The Oceanside Running Club Association’s former Oceanside 10K run met its demise in the mid-2000s due to dwindling volunteer labour and low membership. But a new version of the local run/walk is back thanks to mother’s love — and ice cream.
The fifth Oceanside Mother’s Day 10K/5K walk and run toes the starting line this Sunday, May 14, at 10 a.m. near Parksville’s Community Park. Organizers hope it can match or top the turnout of nearly 350 participants in last year’s event, said first-year run co-ordinator Donna de Bellefeuille.
The run is an offshoot of the Oceanside 10K, which was part of the Island Race Series for more than 20 years beginning with its inception in 1983. The race was dropped, de Bellefeuille said, when the small ORCA club was no longer able to manage the logistics and supply the volunteer hours necessary to host hundreds of visiting runners.
But after a hiatus of about five years, some club members began talking about bringing back a local run, and resurrected the Oceanside 10K on a modest scale, using the original scenic route through Rathtrevor Beach Provincial Park.
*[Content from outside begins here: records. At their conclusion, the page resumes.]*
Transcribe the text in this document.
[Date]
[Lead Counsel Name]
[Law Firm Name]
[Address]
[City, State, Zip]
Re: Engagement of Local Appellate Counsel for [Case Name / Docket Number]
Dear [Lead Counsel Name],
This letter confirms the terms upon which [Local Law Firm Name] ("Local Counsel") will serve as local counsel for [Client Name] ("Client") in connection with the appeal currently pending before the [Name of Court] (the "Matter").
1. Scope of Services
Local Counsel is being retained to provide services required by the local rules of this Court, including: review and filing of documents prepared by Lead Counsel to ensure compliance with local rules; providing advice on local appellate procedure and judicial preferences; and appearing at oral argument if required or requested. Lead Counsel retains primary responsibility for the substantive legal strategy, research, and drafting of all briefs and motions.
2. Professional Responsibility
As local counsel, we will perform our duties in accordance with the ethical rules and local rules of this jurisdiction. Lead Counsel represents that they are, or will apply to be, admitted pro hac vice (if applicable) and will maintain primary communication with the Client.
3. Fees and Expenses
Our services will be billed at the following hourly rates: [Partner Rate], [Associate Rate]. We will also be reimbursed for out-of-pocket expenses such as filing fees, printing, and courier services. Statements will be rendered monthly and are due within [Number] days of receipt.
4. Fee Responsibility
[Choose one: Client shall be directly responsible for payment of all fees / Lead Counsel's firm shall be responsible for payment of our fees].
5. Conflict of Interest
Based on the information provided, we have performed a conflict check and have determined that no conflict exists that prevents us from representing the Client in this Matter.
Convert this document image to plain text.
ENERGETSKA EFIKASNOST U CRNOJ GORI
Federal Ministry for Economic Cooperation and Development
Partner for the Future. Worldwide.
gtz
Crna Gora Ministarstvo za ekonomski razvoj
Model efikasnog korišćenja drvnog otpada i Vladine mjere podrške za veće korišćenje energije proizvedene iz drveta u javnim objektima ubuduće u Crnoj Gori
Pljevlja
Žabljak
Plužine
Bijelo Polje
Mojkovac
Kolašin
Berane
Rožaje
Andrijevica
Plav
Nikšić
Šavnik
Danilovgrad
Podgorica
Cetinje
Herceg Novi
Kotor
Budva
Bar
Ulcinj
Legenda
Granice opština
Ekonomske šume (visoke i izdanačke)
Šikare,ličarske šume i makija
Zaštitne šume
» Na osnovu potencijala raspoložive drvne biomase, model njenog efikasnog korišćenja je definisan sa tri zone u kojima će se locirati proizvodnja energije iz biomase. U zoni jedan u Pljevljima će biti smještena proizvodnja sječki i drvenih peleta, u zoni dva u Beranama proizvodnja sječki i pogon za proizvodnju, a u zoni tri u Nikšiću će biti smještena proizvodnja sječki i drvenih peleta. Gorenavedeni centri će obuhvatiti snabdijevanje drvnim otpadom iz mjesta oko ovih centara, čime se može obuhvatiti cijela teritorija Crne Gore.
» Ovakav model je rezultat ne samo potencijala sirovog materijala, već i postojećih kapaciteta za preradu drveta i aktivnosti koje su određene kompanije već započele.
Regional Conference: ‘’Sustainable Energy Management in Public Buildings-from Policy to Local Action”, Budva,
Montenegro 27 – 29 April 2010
“We’ve put it on every year since 2010, but up through 2013 the date always changed as we tried to work around other races and events,” said de Bellefeuille, who has stepped into the run co-ordinator’s role after seven years as a volunteer. “We realized in 2013 we had our most successful turnout yet on Mother’s Day. The next year, we changed the name to the Oceanside Mother’s Day 10K and it’s been run on Mother’s Day ever since.”
It has also become a club fundraiser for the Haven House Society, and donations are accepted during race-day registration and bib pickup the morning of the event.
The Oceanside Mother’s Day 10K has not rejoined the eight-race Island series, which wraps up each year in April. But its success since being restored — and the additional of the shorter, 5K option last year —has made the local run a unique hybrid of competitive race and recreational outing.
“The original run was known for being especially scenic, going through Rathtrevor Park,” said de Bellefeuille. “And we were probably the only race that offered ice cream after.
“We still do that,” she added with a laugh.
In 2014, ORCA re-certified the Rathtrevor course, making it more of a draw for competitive runners. Last year’s addition of the 5K event brought strollers to a separate course that tours the Englishman River Estuary, said de Bellefeuille.
“We always had runners and walkers in the 10K,” she said. “But we had a call-out for families and babies. People said, ‘You’re inviting people to come out on Mother’s Day, why don’t you make it a family event?’
“It also encourages the whole idea of young people participating. A lot of them want to run with mom and dad.”
Sunday’s 10K and 5K run/walk begins at 10 a.m. in the Pioneer Crescent cul-de-sac, a short hike up Corfield Street from the Parksville Curling Club. Limited race-day registration and bib pick-up takes place at the curling club in Community Park, and the club will remain open to provide washrooms and the post-race awards ceremony.
Advance registration is available through Thursday, May 11, for $30 per runner. Day-of-race registration is $40 each.